Tuesday, March 4, 2014

If my children asked me about sex

For a class assignment, I described scenarios where my children asked me questions about sex. We were to write from our own thoughts, with no outside references.

It was more difficult than I thought it would be! I've always said I would be honest and frank with my kids, but when it came down to it, I was at a loss for words!

I did come up with something. Keep in mind while reading that this is a rough version and I had to pad in order to make the word count! I did not look at any advice or references before writing, and I am no child psychologist. My only goal was to be open and honest... and not give them psychological scars!

My 14-year-old daughter asks, “Can you get pregnant the first time you have sex?”

“Mom, can you get pregnant the first time you have sex?”

“Actually, you can. You’ve probably heard otherwise. I know that I did when I was your age. As long as you’ve already started menstruating, you can get pregnant from sex. You can get sexually transmitted infections from your first time too. That’s why safe sex is so important. Birth control pills and condoms help prevent pregnancy, and condoms help prevent sexually transmitted infections. Many other forms of contraception exist, but those are the most common. Do you have any questions?”

“No.”

“Okay. Why were you wondering about it?”

“A girl in my class was talking about it.”

“Are you having sex?”

“No.”

“Well, just know that you can always ask me questions. I’ll do my best to be open and honest with you. Sex isn’t a bad thing. It can be really great! But you have to make sure you’re ready for it. There’s nothing wrong with waiting, even if you feel pressure from your friends. I got made fun of for not knowing much about sex when I was in high school. When you have sex, it should be something you want, and it should be on your terms. Don’t let anyone make you feel otherwise. At the same time, if you want to have sex, that’s okay too. Just remember that you need to be safe about it. It should be with someone you care about, someone you’re comfortable with, someone you trust. Pregnancy and sexually transmitted infections are not the only bad things that can happen from sex. Pictures and videos can pop up all over social media, and your partner could talk about you behind your back. I’m not trying to scare you. I just want you to know that bad things can happen with sex. That’s why it’s important to be safe and choose someone you trust. And remember that you can talk to me about anything.”

Your 9-year-old son asks, “What is oral sex?”

“Mom, what is oral sex?”

“Oral sex is when someone puts their mouth on someone else’s genitals or private parts.
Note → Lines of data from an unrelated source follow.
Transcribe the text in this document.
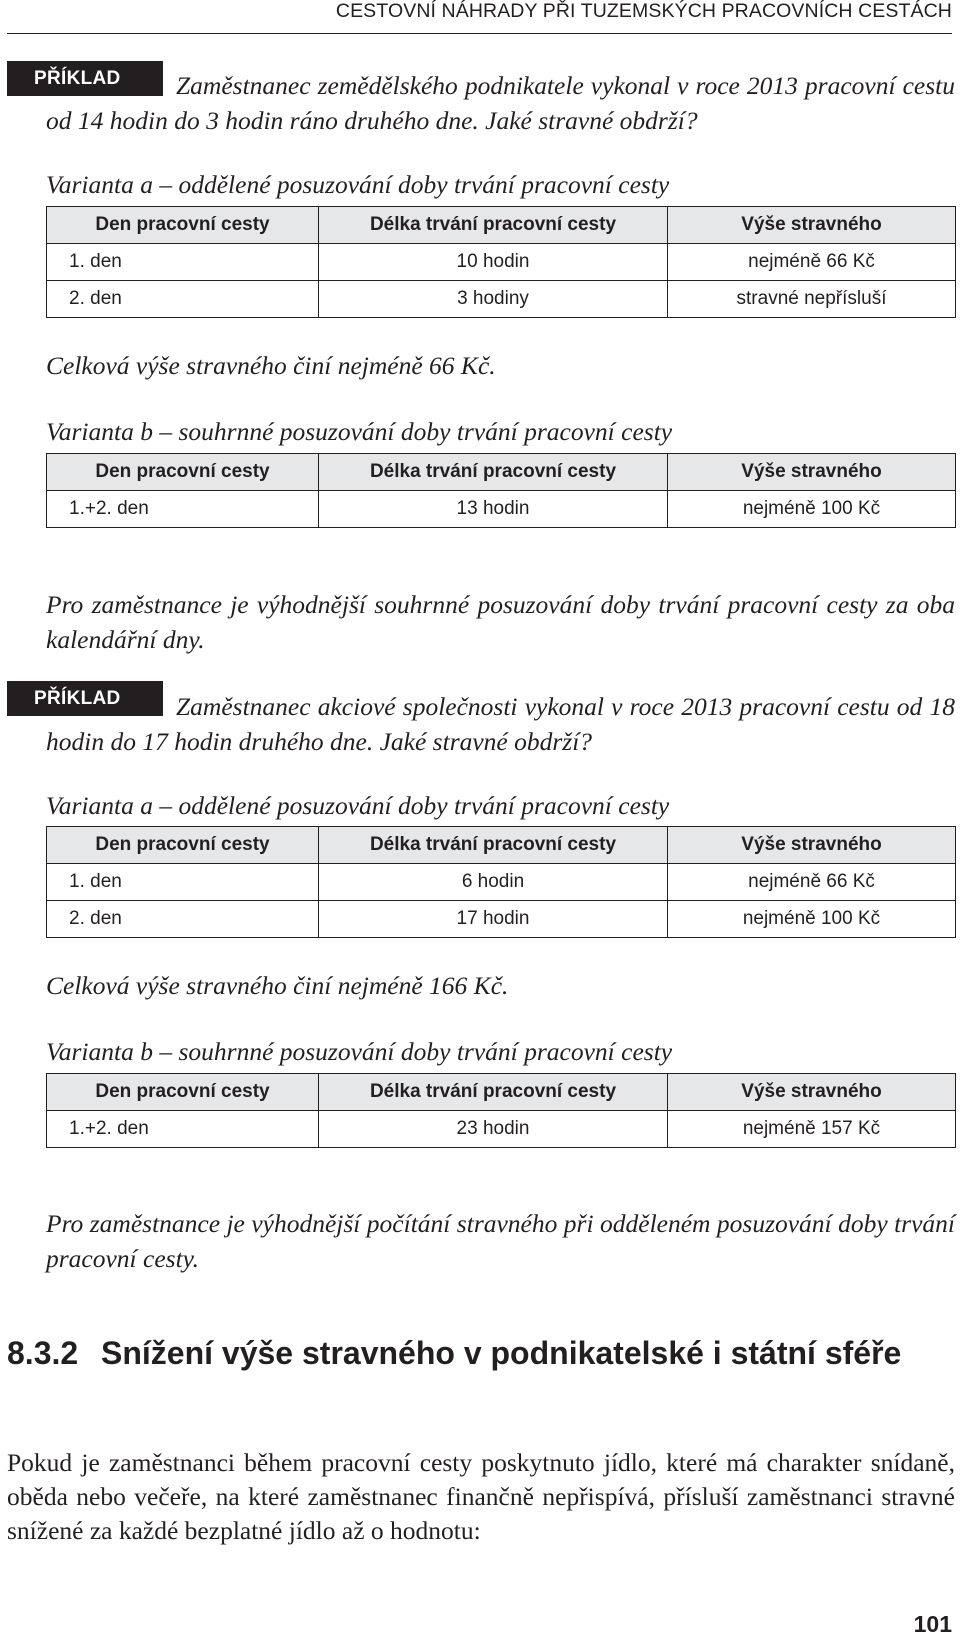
CESTOVNÍ NÁHRADY PŘI TUZEMSKÝCH PRACOVNÍCH CESTÁCH
PŘÍKLAD	Zaměstnanec zemědělského podnikatele vykonal v roce 2013 pracovní cestu od 14 hodin do 3 hodin ráno druhého dne. Jaké stravné obdrží?
Varianta a – oddělené posuzování doby trvání pracovní cesty
Den pracovní cesty	Délka trvání pracovní cesty	Výše stravného
1. den	10 hodin	nejméně 66 Kč
2. den	3 hodiny	stravné nepřísluší
Celková výše stravného činí nejméně 66 Kč.
Varianta b – souhrnné posuzování doby trvání pracovní cesty
Den pracovní cesty	Délka trvání pracovní cesty	Výše stravného
1.+2. den	13 hodin	nejméně 100 Kč
Pro zaměstnance je výhodnější souhrnné posuzování doby trvání pracovní cesty za oba kalendářní dny.
PŘÍKLAD	Zaměstnanec akciové společnosti vykonal v roce 2013 pracovní cestu od 18 hodin do 17 hodin druhého dne. Jaké stravné obdrží?
Varianta a – oddělené posuzování doby trvání pracovní cesty
Den pracovní cesty	Délka trvání pracovní cesty	Výše stravného
1. den	6 hodin	nejméně 66 Kč
2. den	17 hodin	nejméně 100 Kč
Celková výše stravného činí nejméně 166 Kč.
Varianta b – souhrnné posuzování doby trvání pracovní cesty
Den pracovní cesty	Délka trvání pracovní cesty	Výše stravného
1.+2. den	23 hodin	nejméně 157 Kč
Pro zaměstnance je výhodnější počítání stravného při odděleném posuzování doby trvání pracovní cesty.
8.3.2 Snížení výše stravného v podnikatelské i státní sféře
Pokud je zaměstnanci během pracovní cesty poskytnuto jídlo, které má charakter snídaně, oběda nebo večeře, na které zaměstnanec finančně nepřispívá, přísluší zaměstnanci stravné snížené za každé bezplatné jídlo až o hodnotu:
101
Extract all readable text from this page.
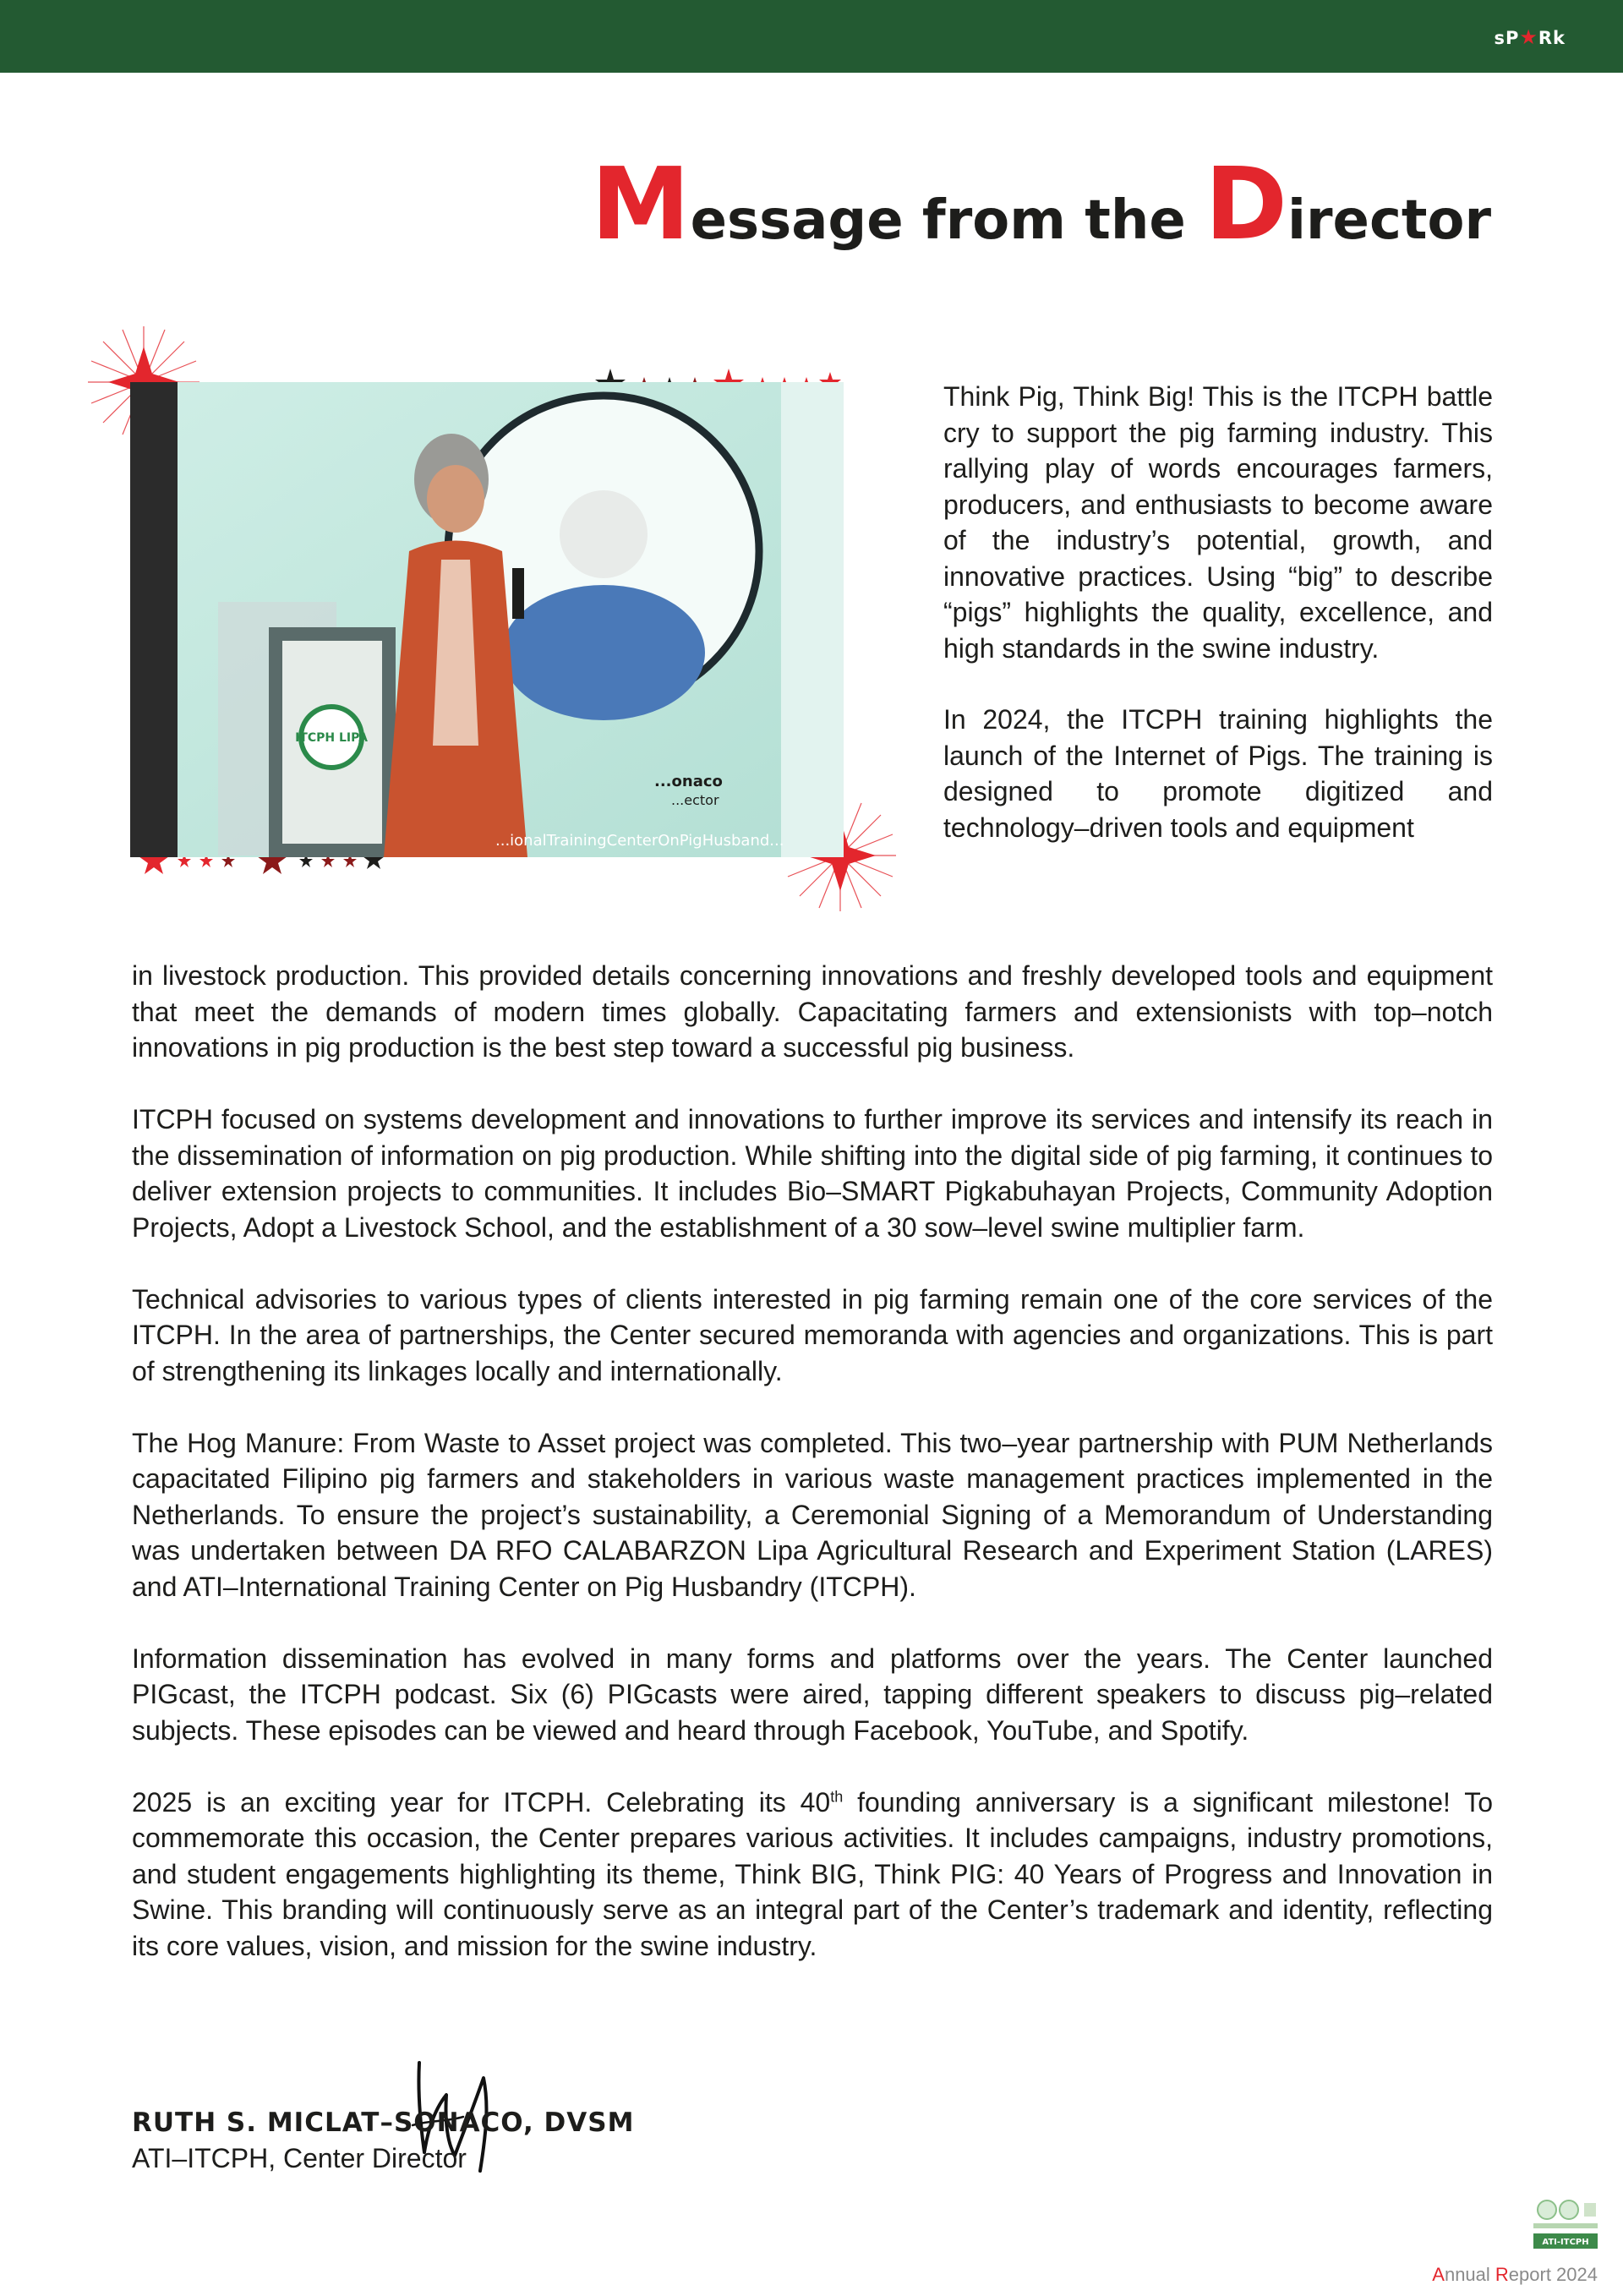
sP★Rk
Message from the Director
ITCPH LIPA
...onaco
...ector
...ionalTrainingCenterOnPigHusband...

Think Pig, Think Big! This is the ITCPH battle cry to support the pig farming industry. This rallying play of words encourages farmers, producers, and enthusiasts to become aware of the industry’s potential, growth, and innovative practices. Using “big” to describe “pigs” highlights the quality, excellence, and high standards in the swine industry.

In 2024, the ITCPH training highlights the launch of the Internet of Pigs. The training is designed to promote digitized and technology–driven tools and equipment

in livestock production. This provided details concerning innovations and freshly developed tools and equipment that meet the demands of modern times globally. Capacitating farmers and extensionists with top–notch innovations in pig production is the best step toward a successful pig business.

ITCPH focused on systems development and innovations to further improve its services and intensify its reach in the dissemination of information on pig production. While shifting into the digital side of pig farming, it continues to deliver extension projects to communities. It includes Bio–SMART Pigkabuhayan Projects, Community Adoption Projects, Adopt a Livestock School, and the establishment of a 30 sow–level swine multiplier farm.

Technical advisories to various types of clients interested in pig farming remain one of the core services of the ITCPH. In the area of partnerships, the Center secured memoranda with agencies and organizations. This is part of strengthening its linkages locally and internationally.

The Hog Manure: From Waste to Asset project was completed. This two–year partnership with PUM Netherlands capacitated Filipino pig farmers and stakeholders in various waste management practices implemented in the Netherlands. To ensure the project’s sustainability, a Ceremonial Signing of a Memorandum of Understanding was undertaken between DA RFO CALABARZON Lipa Agricultural Research and Experiment Station (LARES) and ATI–International Training Center on Pig Husbandry (ITCPH).

Information dissemination has evolved in many forms and platforms over the years. The Center launched PIGcast, the ITCPH podcast. Six (6) PIGcasts were aired, tapping different speakers to discuss pig–related subjects. These episodes can be viewed and heard through Facebook, YouTube, and Spotify.

2025 is an exciting year for ITCPH. Celebrating its 40th founding anniversary is a significant milestone! To commemorate this occasion, the Center prepares various activities. It includes campaigns, industry promotions, and student engagements highlighting its theme, Think BIG, Think PIG: 40 Years of Progress and Innovation in Swine. This branding will continuously serve as an integral part of the Center’s trademark and identity, reflecting its core values, vision, and mission for the swine industry.

RUTH S. MICLAT–SONACO, DVSM
ATI–ITCPH, Center Director
ATI-ITCPH
Annual Report 2024
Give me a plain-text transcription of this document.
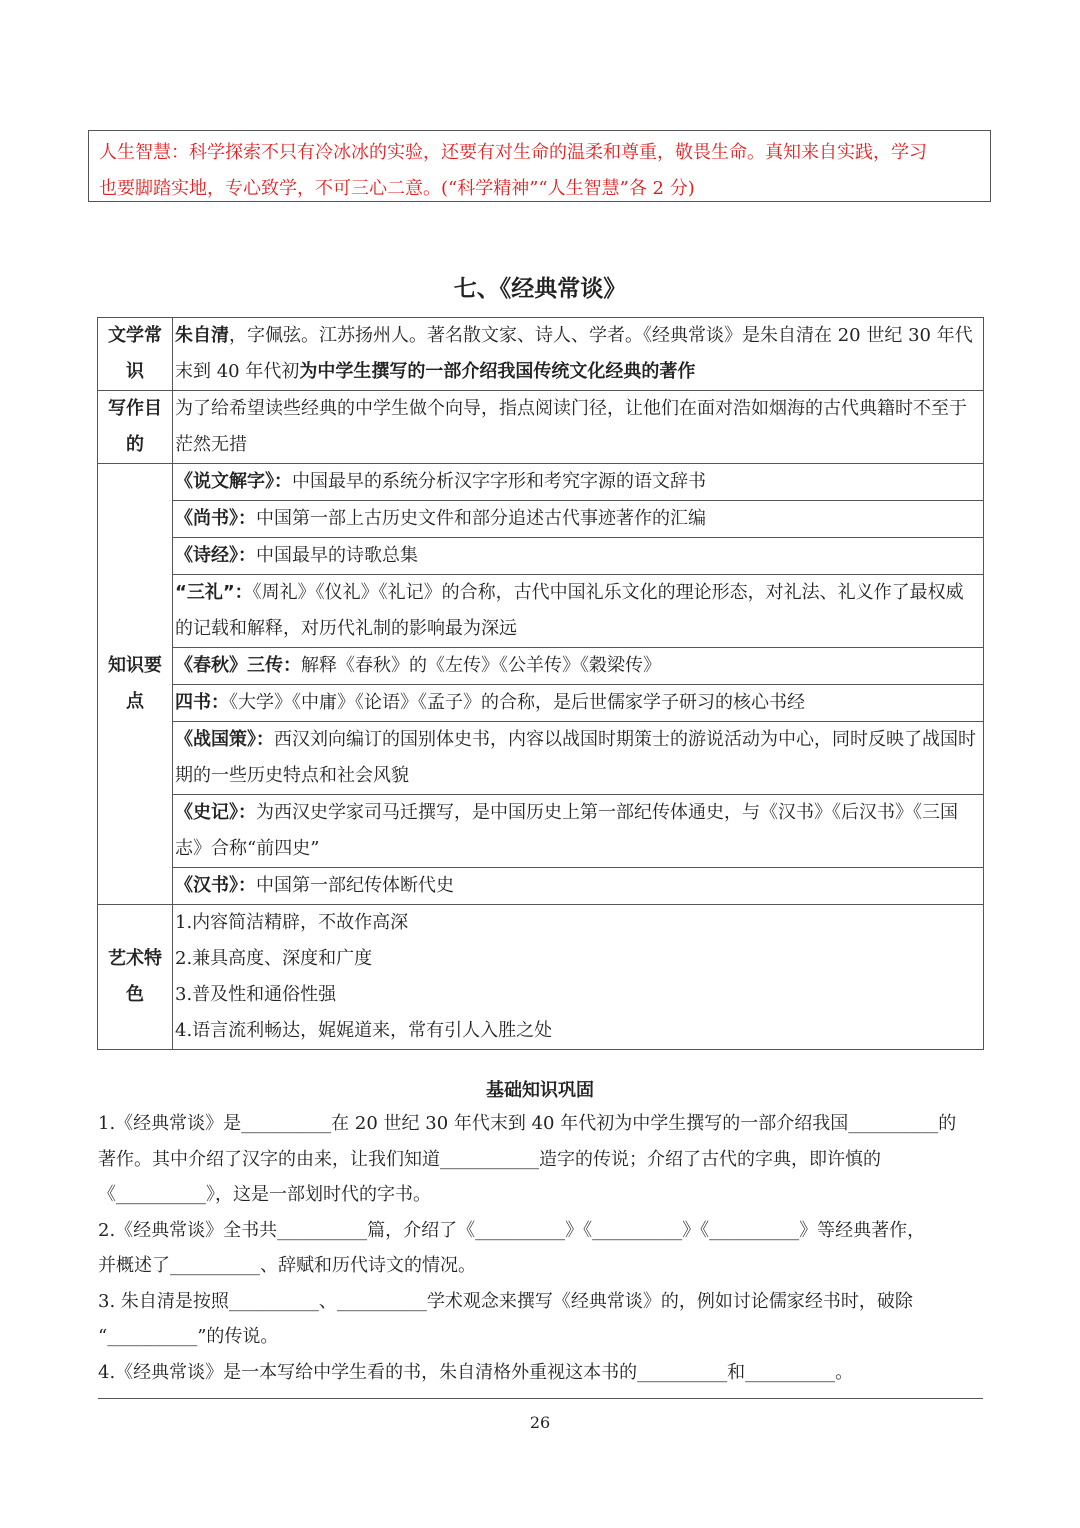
人生智慧：科学探索不只有冷冰冰的实验，还要有对生命的温柔和尊重，敬畏生命。真知来自实践，学习
也要脚踏实地，专心致学，不可三心二意。(“科学精神”“人生智慧”各 2 分)
七、《经典常谈》
文学常识	朱自清，字佩弦。江苏扬州人。著名散文家、诗人、学者。《经典常谈》是朱自清在 20 世纪 30 年代末到 40 年代初为中学生撰写的一部介绍我国传统文化经典的著作
写作目的	为了给希望读些经典的中学生做个向导，指点阅读门径，让他们在面对浩如烟海的古代典籍时不至于茫然无措
知识要点	《说文解字》：中国最早的系统分析汉字字形和考究字源的语文辞书
	《尚书》：中国第一部上古历史文件和部分追述古代事迹著作的汇编
	《诗经》：中国最早的诗歌总集
	“三礼”：《周礼》《仪礼》《礼记》的合称，古代中国礼乐文化的理论形态，对礼法、礼义作了最权威的记载和解释，对历代礼制的影响最为深远
	《春秋》三传：解释《春秋》的《左传》《公羊传》《穀梁传》
	四书：《大学》《中庸》《论语》《孟子》的合称，是后世儒家学子研习的核心书经
	《战国策》：西汉刘向编订的国别体史书，内容以战国时期策士的游说活动为中心，同时反映了战国时期的一些历史特点和社会风貌
	《史记》：为西汉史学家司马迁撰写，是中国历史上第一部纪传体通史，与《汉书》《后汉书》《三国志》合称“前四史”
	《汉书》：中国第一部纪传体断代史
艺术特色	1.内容简洁精辟，不故作高深
2.兼具高度、深度和广度
3.普及性和通俗性强
4.语言流利畅达，娓娓道来，常有引人入胜之处
基础知识巩固
1.《经典常谈》是__________在 20 世纪 30 年代末到 40 年代初为中学生撰写的一部介绍我国__________的
著作。其中介绍了汉字的由来，让我们知道___________造字的传说；介绍了古代的字典，即许慎的
《__________》，这是一部划时代的字书。
2.《经典常谈》全书共__________篇，介绍了《__________》《__________》《__________》等经典著作，
并概述了__________、辞赋和历代诗文的情况。
3. 朱自清是按照__________、__________学术观念来撰写《经典常谈》的，例如讨论儒家经书时，破除
“__________”的传说。
4.《经典常谈》是一本写给中学生看的书，朱自清格外重视这本书的__________和__________。
26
For boys, it’s when someone puts their mouth on the penis. For girls, it’s when someone puts their mouth on the vaginal area. Why do you ask?”

“I heard a boy talking about it at school.”

“Okay. It’s okay to be curious about sex. It’s a part of human nature, and it’s totally normal to want it because it feels good. And I want you to know that it’s okay to ask me any question you have about sex. Oral sex is just one of many types of sexual activity. Like all types of sex, it’s important to be safe. Infections and viruses can still spread through oral sex. It’s important to know your partner and talk about it. Talking is important so everyone is on the same page. There are ways to protect yourself and your partner from getting infections. Does that make sense?”

“Yeah, but when is it okay to have oral sex?”

“There’s no set age that makes it automatically okay. I think you should wait until you’re older, though. Sex makes more sense when you’re older. It’s important to be emotionally ready when you decide to do it. And there’s nothing wrong with waiting until you’re ready. Even if the kids at school pressure you or make fun of you, it’s always important to do what’s best for yourself. Does that make sense?”

“Yeah.”

“When it does happen, though, it’s important that you are comfortable with whomever you’re with. You have to be able to talk to each other and trust each other. No one should make you do anything you don’t want to do. No one should feel pressured to do something they don’t want to. It’s always important for both people to want it. And remember that you can always talk to me about anything!”